Saturday, December 3, 2016

FOUR-FOUR-TWO COLUMN - May 2016

Heading: Forget about becoming world-beaters, focus on the regional goals first 

Sub head: When Malaysia’s hope of boarding the plane to Brazil went up in smokes, the public made a mockery of the FAM’s 1999 aspirations

Personally I do not blame the public for throwing brickbats at the Football Association of Malaysia (FAM) for an announcement they made way back in 1999 that, unfortunately for the fat cats at the Wisma FAM, has come back to haunt them.

There were several key decisions made by the FAM technical committee on July 29 that year to be exact.

As a representative of the Malay Mail in charge of covering the FAM beat, I was there along with my colleagues from the mainstream media, rubbing our hands with glee about the prospect of the governing body hitting the headlines – either for the right or wrong reasons – yet again.

Just to jog your memory, among the key decisions made were:

# two referees were to officiate in that year’s Malaysia Cup
# Ronald Smith, the Australian coach who made his name at Sabah, was to handle the national back-up team for the Bangabandhu Independence Cup in Bangladesh the following year
# a fitness licence was to be introduced in 2001 to ensure only players certified fit after a battery of tests were allowed to play in the league;
# and, of course, the most outlandish one had to be the announcement of Malaysia wanting to qualify for the FIFA World Cup in 2014.

Oh yes, I was there when that dream was shared with the media. Tengku Abdullah Sultan Ahmad Shah, deputy president of FAM in 1999, told the media a blueprint was in the process of being drafted and that the national body would be focusing on the cream of the 12-15 years old to develop them as world-beaters.

I recall that it took the media by surprise. Some of us were bemused, others chuckled and scoffed at the idea.

The announcement would have gone viral, to borrow today’s tech-lingo, followed by memes mocking the FAM.

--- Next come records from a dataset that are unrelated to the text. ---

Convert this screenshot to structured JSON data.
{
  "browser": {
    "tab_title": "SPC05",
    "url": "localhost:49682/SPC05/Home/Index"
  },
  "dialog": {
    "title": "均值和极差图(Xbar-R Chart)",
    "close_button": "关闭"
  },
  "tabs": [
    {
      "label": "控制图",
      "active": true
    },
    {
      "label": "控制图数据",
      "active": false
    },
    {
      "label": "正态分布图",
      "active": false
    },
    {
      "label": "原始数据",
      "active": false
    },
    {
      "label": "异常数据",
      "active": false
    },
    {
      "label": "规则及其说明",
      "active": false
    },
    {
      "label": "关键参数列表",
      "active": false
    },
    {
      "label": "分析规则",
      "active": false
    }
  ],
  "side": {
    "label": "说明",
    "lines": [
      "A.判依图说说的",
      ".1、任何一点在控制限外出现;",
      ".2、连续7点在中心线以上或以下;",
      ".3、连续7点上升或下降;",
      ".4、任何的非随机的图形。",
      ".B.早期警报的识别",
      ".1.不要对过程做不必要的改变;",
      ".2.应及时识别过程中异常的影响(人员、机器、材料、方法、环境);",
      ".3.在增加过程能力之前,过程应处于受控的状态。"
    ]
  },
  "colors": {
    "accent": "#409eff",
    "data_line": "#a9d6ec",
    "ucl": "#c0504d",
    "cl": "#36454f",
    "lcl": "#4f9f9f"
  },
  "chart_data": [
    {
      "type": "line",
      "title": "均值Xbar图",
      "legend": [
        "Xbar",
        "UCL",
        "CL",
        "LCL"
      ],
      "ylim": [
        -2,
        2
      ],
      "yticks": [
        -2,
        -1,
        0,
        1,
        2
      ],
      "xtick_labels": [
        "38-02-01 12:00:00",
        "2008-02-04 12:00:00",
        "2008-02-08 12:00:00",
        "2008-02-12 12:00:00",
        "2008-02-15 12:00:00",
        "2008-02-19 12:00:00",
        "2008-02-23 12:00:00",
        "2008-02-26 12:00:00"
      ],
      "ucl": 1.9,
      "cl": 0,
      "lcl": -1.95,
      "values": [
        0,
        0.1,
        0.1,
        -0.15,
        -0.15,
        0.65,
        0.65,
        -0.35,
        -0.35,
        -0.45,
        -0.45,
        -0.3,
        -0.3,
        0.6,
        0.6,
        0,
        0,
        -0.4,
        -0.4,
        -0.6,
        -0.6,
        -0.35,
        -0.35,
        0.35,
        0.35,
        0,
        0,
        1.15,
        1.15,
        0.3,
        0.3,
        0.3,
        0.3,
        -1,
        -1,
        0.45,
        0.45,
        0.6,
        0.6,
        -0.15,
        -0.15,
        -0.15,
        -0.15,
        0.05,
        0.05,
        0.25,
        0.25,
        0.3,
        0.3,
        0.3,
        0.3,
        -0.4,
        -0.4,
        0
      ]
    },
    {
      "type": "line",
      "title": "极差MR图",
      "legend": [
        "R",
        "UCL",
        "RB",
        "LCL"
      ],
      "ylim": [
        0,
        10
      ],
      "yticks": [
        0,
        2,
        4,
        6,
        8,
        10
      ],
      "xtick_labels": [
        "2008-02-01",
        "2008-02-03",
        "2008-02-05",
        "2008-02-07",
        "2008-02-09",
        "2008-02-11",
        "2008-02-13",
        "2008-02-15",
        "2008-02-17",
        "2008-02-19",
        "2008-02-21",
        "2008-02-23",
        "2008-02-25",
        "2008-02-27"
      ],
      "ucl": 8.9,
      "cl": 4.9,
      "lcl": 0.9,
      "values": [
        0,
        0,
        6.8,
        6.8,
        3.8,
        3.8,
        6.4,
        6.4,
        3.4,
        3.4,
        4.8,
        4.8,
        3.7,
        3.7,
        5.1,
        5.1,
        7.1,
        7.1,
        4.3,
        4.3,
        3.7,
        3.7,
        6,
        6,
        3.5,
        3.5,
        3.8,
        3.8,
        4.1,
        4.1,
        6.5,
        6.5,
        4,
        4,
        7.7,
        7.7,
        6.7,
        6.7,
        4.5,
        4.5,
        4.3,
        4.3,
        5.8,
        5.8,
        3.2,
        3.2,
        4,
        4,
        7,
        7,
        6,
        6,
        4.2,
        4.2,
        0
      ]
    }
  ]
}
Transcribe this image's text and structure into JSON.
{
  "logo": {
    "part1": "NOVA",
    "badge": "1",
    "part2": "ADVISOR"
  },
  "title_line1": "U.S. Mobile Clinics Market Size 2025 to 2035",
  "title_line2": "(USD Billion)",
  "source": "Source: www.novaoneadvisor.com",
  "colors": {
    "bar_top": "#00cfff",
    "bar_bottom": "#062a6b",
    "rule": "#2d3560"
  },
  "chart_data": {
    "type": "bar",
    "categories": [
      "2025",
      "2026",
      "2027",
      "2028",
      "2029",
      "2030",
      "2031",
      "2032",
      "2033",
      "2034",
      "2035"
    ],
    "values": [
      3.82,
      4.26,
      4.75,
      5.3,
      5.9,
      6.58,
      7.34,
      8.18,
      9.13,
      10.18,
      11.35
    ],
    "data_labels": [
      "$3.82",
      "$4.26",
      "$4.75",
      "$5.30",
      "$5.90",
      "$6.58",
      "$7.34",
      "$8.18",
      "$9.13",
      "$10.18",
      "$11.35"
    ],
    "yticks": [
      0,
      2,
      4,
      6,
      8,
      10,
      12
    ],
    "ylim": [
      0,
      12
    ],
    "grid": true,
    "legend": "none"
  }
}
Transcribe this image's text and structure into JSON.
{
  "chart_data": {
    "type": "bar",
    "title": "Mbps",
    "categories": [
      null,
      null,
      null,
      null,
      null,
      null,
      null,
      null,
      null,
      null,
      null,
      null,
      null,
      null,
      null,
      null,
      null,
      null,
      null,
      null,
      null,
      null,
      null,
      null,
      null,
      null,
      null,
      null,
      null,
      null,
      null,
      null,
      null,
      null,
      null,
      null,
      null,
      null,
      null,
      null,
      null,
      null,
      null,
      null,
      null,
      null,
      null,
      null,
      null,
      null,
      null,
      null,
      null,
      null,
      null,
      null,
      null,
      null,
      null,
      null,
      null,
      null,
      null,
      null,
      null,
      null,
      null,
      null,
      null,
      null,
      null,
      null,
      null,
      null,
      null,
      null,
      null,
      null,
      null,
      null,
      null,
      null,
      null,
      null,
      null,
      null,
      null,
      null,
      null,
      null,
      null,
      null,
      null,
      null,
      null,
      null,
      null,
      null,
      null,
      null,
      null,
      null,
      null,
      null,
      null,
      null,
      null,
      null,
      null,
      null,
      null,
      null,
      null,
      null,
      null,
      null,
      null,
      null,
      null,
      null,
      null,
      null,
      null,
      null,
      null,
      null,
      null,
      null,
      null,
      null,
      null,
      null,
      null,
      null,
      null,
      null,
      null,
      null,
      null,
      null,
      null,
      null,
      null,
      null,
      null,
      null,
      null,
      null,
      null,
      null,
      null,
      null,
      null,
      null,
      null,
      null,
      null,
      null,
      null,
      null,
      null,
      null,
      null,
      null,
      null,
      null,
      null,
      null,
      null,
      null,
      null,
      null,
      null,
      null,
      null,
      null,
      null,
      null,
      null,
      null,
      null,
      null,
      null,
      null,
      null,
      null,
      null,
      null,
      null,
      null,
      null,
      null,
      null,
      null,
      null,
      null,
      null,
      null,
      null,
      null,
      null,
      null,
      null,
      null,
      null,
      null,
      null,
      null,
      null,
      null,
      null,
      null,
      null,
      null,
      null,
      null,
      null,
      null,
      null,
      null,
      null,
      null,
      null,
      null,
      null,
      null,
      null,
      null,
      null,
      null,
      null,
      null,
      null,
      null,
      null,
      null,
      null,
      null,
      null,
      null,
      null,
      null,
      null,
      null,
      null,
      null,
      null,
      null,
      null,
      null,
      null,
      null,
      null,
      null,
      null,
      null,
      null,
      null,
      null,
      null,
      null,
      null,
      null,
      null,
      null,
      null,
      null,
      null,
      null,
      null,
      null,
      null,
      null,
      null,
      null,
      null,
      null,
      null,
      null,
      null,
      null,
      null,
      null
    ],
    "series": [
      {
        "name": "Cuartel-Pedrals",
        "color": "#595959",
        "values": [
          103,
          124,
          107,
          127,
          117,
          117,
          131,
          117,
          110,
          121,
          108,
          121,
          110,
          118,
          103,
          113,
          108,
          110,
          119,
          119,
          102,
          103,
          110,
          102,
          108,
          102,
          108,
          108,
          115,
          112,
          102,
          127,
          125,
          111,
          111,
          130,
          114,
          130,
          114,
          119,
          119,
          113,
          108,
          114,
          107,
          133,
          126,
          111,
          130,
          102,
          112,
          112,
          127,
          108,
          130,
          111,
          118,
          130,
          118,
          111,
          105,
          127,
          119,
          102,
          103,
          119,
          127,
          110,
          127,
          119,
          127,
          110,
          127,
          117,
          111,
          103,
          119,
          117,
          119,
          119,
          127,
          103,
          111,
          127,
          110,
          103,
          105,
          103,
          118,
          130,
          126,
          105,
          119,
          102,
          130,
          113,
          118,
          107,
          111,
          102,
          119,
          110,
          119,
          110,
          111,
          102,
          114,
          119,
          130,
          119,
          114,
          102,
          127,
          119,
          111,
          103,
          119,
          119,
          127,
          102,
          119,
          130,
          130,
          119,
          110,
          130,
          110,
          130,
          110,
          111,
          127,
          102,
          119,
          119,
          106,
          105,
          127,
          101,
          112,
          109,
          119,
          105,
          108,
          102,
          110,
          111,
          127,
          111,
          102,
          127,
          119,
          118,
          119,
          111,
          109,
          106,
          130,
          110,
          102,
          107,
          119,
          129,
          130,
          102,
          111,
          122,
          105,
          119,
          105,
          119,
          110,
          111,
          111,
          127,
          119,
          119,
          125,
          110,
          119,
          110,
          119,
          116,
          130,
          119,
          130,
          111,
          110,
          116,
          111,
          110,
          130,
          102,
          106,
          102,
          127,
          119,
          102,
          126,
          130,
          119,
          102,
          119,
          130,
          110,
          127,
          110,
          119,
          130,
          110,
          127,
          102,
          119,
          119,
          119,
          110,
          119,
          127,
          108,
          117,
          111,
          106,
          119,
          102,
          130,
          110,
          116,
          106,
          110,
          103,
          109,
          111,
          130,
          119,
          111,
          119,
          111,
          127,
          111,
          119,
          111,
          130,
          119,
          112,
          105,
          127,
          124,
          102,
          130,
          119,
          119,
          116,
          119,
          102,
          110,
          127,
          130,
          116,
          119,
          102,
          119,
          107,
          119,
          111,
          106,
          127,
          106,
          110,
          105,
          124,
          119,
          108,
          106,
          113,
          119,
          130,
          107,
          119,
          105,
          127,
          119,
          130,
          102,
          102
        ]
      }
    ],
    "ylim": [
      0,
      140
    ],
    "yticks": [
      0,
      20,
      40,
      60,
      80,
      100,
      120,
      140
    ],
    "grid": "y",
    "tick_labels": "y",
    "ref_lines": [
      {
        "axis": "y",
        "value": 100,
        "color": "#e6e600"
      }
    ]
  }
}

It naturally elicited a negative response. Various quarters argued on mainstream media that a nation that had – and still has – the perennial issue of questionable high-performance track record at all levels should not be suddenly entertaining the idea of participating in the World Cup.

The idea was laughable they said, and they were proven right. Since that fateful day, Malaysia made five attempts at qualifying, to no avail.

It crossed my mind that the FAM were perhaps under pressure to seduce the public with an ambitious project similar to that of the Football Association of Singapore, which made their statement of intent with the Goal 2010 project, a year earlier.

It spawned the Foreign Talent Scheme, which led to the Singapore government granting citizenship to non-Singaporeans.

When Malaysia’s hope of boarding the plane to Brazil in 2014 went up in smokes as early as 2011 with a defeat to, ironically, fierce rivals Singapore, the public made a mockery of the FAM’s 1999 aspirations, with the paper cuttings of the report making their rounds in the Internet.

Two foreign coaches, Allan Harris and Bertalan Bicskei, preceded four local tacticians – B. Sathianathan, Datuk K. Rajagobal, Dollah Salleh and Datuk Ong Kim Swee (to be fair, he was in charge of Malaysia’s solitary win in the latest campaign) – in overseeing Malaysia’s fruitless efforts from 2001 to 2016.

And the players between 12 and 15 years old mooted by Tengku Abdullah in 1999 only had as many as 11 players who eventually lifted the AFF Suzuki Cup in 2010 – Safee Sali, Razman Roslan, Ashaari Shamsuddin, Norshahrul Idlan Talaha, Amirulhadi Zainal, Sharbinee Alawee, Sabre Mat Abu, Amar Rohidan, Khyril Muhymeen Zambri, Safiq Rahim and S. Kunanlan.

Seventeen years down the road, we have gladly shifted the goal posts. Now we are hyping up the potential of hosting the event, with the powers-that-be floating the idea of co-hosting with Southeast Asian neighbours for the 2034 World Cup.

It suits us to a tee simply because we have become so accustomed to cutting corners, so why not the painless but perhaps expensive of way of hosting the World Cup?

However, instead of doing that, the country should focus on qualifying for the 2019 AFC Asian Cup in the United Arab Emirates.

We stand a chance of qualifying through a process involving minnows in the play-offs and current head coach Ong will have a chance to stamp his own mark with a younger generation. If we cannot qualify for the 2019 showcase on merit, we can forget about becoming world-beaters!